If you wanna change it on the python script, I believe you should configs.dataset.dataset="librispeech"
f you wanna do it from the command line you can do:
python hydra_train.py dataset.dataset="librispeech"
Can you show us how you made the command? It could be a command grammar error.
The followling is my command `@hydra.main(config_path=os.path.join("..", "openspeech", "configs"), config_name="train") def hydra_main(configs: DictConfig) -> None: rank_zero_info(OmegaConf.to_yaml(configs)) pl.seed_everything(configs.trainer.seed)

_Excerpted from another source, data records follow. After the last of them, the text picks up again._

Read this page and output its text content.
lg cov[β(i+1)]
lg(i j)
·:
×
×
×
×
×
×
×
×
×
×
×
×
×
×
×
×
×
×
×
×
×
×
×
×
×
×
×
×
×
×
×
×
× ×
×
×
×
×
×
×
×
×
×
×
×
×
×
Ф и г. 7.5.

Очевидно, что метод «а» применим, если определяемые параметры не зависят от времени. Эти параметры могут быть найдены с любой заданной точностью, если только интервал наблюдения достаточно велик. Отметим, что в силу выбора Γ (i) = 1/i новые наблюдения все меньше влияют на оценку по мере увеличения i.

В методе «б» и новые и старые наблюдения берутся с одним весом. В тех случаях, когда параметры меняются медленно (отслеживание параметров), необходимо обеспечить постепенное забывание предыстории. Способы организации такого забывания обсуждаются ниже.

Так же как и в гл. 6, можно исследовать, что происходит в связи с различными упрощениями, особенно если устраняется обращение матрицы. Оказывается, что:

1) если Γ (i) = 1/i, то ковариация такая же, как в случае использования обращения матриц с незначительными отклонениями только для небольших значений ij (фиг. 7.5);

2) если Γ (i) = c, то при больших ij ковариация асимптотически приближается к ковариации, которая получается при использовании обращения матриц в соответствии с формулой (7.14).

configs['dataset'] = 'librispeech'
# way 2
configs.dataset = 'librispeech'`
I use two ways to add configs.dataset. But they all give me the same error.

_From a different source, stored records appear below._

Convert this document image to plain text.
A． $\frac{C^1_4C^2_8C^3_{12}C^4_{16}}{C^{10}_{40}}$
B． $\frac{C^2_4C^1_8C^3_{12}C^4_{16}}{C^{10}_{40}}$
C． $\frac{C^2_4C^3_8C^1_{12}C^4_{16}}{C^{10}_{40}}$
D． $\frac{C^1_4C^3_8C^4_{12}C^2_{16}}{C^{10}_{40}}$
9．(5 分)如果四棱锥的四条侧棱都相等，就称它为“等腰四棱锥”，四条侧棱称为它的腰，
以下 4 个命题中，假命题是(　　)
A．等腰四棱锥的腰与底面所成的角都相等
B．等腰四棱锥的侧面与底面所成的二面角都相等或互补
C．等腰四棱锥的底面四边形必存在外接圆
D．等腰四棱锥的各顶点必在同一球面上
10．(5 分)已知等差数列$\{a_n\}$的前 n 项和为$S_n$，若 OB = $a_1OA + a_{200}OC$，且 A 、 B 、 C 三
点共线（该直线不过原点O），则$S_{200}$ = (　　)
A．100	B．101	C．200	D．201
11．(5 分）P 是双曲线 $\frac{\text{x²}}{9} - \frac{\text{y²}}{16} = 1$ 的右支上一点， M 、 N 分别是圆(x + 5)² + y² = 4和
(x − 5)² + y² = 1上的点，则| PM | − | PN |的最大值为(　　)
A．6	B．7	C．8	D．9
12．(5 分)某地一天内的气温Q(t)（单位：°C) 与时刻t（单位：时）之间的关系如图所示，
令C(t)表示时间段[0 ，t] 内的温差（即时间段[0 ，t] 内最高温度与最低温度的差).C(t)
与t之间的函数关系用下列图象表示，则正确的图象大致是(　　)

Exception has occurred: ConfigKeyError Key 'dataset' is not in struct full_key: dataset object_type=dict The above exception was the direct cause of the following exception: File "/home/chenjinming/github/openspeech/openspeech_cli/hydra_train.py", line 44, in hydra_main configs['dataset'] = 'librispeech'
And I print the configs struct.
{'augment': {'apply_spec_augment': False, 'apply_noise_augment': False, 'apply_joining_augment': False, 'apply_time_stretch_augment': False, 'freq_mask_para': 27, 'freq_mask_num': 2, 'time_mask_num': 4, 'noise_dataset_dir': 'None', 'noise_level': 0.7, 'time_stretch_min_rate': 0.7, 'time_stretch_max_rate': 1.4}, 'trainer': {'seed': 1, 'accelerator': 'dp', 'accumulate_grad_batches': 1, 'num_workers': 4, 'batch_size': 32, 'check_val_every_n_epoch': 1, 'gradient_clip_val': 5.0, 'logger': 'wandb', 'max_epochs': 20, 'save_checkpoint_n_steps': 10000, 'auto_scale_batch_size': 'binsearch', 'sampler': 'smart', 'name': 'gpu', 'device': 'gpu', 'use_cuda': True, 'auto_select_gpus': True}}
It seems that has no key of 'dataset'. My propose is to add a new key or change the default configs setting instead of using the command line.

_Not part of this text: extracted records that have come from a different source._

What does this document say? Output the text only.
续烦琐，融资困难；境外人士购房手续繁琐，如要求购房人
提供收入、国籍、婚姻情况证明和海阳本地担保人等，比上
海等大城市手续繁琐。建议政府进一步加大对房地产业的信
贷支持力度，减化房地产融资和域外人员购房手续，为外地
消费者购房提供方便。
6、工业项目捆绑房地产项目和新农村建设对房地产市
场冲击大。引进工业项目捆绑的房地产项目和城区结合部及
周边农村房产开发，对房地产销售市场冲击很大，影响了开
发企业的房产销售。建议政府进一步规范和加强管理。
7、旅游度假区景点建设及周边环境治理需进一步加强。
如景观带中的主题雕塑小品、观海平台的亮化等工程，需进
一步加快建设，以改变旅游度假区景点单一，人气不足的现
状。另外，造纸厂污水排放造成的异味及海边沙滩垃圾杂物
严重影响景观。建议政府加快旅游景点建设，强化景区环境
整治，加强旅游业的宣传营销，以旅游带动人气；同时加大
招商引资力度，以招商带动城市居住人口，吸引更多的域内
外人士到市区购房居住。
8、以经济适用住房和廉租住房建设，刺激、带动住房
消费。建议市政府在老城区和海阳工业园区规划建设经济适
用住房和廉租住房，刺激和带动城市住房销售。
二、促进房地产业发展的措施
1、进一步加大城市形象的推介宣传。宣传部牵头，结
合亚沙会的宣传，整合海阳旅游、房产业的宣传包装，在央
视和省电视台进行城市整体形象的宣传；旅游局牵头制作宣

Did you try configs['dataset']['dataset'] = 'librispeech'?
configs['dataset'] has to be dictionary, which has as keys 'dataset', 'dataset_path', 'dataset_download', and 'manifest_file_path'.
It throws an error when you try configs['dataset'] = 'librispeech', which is string but not dict. Therefore it is removed from the configs and you don't see it when you print it.
❓ Questions & Help
Hello, I am learning how to use openspeech. And I want to set configs in python file, so I can debug easily. The recommended method is to pass parameters on the command.
Details
I try to use configs.dataset = 'librispeech' in hydra_train.py instead of python .hydra_train.py dataset=librispeech. But it gives me the following errors. omegaconf.errors.ConfigAttributeError: Key 'dataset' is not in struct full_key: dataset object_type=dic It is so kind of you to give me some advice about this usage.